Reflections on the National Nanotechnology Initiative: A Dialogue

Thursday, April 3, 2014
2:00
CNS Conference Room (Girvetz 2320)
Speaker: 
Ivan Amato, Patrick McCray

Ivan Amato is a science and technology writer, editor and communicator based in Silver Spring, MD. Currently the journalist-in-residence at UCSB’s Kavli Institute for Theoretical Physics, he is the author of three books—Super Vision: A New View of Nature (2003), Pushing the Horizon: Seventy-five years of high stakes science and technology at the Naval Research Laboratory (1998), and Stuff: the materials the world is made of (1997). A former managing editor at Chemical and Engineering News, Amato recently has been organizing and running science cafés in Washington, D.C., and now here in Santa Barbara. 

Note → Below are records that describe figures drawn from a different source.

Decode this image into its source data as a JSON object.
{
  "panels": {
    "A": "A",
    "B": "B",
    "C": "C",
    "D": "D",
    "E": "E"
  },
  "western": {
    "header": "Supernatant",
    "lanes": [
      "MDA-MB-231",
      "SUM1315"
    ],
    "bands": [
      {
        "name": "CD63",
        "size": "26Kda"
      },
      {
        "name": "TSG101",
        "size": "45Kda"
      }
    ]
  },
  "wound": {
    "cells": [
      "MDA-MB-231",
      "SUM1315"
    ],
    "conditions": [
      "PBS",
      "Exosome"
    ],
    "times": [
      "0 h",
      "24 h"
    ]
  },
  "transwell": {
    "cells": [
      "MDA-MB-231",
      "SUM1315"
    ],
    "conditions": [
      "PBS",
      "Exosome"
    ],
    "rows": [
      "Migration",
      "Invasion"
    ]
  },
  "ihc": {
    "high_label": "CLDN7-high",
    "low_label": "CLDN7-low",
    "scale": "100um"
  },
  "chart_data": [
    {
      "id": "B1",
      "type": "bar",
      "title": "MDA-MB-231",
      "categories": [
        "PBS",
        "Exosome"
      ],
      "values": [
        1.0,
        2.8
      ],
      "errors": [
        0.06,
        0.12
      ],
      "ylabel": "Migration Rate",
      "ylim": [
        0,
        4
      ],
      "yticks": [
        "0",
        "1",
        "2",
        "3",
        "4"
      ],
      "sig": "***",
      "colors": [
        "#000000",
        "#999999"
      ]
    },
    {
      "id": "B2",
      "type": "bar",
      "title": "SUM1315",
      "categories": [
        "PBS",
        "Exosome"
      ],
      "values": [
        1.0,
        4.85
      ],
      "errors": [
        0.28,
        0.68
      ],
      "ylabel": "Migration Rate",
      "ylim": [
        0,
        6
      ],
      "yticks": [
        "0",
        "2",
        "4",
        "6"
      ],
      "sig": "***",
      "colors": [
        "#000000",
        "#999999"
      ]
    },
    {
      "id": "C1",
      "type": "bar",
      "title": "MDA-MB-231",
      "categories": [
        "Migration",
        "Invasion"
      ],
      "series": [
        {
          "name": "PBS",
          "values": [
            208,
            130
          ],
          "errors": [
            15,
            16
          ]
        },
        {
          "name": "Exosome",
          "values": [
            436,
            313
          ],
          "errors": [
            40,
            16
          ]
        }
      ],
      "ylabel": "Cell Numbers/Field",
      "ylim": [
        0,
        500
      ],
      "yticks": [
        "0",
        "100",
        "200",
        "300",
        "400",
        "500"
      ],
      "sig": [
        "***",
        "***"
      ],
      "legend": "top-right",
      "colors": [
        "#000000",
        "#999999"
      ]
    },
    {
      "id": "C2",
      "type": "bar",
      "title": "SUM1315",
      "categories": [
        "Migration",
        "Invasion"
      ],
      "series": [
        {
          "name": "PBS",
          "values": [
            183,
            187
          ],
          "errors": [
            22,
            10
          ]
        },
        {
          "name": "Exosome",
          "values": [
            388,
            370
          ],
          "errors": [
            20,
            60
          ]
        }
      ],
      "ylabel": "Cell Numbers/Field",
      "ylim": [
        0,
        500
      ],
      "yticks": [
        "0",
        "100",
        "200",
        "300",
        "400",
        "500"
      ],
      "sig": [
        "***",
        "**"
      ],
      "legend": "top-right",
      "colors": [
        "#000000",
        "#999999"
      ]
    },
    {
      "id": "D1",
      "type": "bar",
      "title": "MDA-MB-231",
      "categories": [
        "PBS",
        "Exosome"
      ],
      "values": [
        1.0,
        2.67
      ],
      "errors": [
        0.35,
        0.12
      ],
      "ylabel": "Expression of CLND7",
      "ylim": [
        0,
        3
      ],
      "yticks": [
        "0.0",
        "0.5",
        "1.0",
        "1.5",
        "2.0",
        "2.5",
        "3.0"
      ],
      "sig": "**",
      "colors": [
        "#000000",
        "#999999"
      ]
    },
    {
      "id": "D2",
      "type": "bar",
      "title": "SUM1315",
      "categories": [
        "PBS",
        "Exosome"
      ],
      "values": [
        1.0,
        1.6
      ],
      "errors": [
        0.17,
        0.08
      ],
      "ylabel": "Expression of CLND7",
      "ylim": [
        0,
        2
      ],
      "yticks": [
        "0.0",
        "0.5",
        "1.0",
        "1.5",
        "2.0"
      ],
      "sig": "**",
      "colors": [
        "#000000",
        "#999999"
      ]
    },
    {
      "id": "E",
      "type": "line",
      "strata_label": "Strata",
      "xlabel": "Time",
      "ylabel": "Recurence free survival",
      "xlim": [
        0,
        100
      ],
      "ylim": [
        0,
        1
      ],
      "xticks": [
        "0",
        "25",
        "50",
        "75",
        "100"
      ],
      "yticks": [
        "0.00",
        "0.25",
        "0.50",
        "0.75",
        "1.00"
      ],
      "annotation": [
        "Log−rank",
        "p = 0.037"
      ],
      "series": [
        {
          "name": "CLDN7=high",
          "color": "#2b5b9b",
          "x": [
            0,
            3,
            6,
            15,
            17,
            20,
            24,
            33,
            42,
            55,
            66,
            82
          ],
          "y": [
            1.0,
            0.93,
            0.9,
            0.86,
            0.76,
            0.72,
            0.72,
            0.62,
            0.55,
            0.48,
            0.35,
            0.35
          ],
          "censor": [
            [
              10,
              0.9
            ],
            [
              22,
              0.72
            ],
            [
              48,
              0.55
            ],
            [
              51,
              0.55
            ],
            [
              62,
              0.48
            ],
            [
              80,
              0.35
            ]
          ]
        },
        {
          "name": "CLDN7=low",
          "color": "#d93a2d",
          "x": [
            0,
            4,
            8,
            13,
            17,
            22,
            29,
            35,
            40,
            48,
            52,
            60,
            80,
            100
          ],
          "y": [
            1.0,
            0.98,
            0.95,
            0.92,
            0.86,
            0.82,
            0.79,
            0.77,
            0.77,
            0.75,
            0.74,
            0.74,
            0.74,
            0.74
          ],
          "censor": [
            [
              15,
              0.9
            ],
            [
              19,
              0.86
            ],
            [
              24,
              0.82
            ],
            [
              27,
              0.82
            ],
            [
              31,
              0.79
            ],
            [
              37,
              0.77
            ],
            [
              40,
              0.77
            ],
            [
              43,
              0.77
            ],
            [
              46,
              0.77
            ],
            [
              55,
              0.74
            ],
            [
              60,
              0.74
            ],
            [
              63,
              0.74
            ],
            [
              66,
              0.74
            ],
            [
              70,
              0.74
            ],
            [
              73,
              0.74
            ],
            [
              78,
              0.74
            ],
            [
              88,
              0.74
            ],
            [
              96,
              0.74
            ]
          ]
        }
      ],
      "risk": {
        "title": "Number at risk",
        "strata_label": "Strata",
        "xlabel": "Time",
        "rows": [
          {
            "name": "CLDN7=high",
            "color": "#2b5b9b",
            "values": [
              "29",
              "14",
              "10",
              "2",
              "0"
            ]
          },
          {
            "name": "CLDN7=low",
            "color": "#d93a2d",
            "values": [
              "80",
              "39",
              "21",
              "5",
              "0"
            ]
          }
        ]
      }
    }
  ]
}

Patrick McCray is a CNS PI and professor in the UCSB Department of History where he researches and teaches about post-1945 and contemporary science and technology. Before coming to UCSB, McCray worked at the Center for History of Physics at the American Institute of Physics and George Washington University. He is the author of numerous publications and books on the history of science and technology including Giant Telescopes: Astronomical Ambition and the Promise of Technology (Harvard, 2004). His most recent book is titled The Visioneers: How a Group of Elite Scientists Pursued Space Colonies, Nanotechnologies, and a Limitless Future (Princeton, 2012).

If writer Ivan Amato creates an archive of contemporary scientific innovation, historian Patrick McCray studies that archive. In fact, McCray looked to a pamphlet penned by Amato to advance the NNINanotechnology: Shaping the World Atom by Atom — for source material in his book, The Visioneers: How a Group of Elite Scientists Pursued Space Colonies, Nanotechnologies, and a Limitless Future. The two will discuss how nanotechnology came to be an area of targeted national investment and, in the case of Amato, the role he played. They will also discuss the forces that mediate science and policy.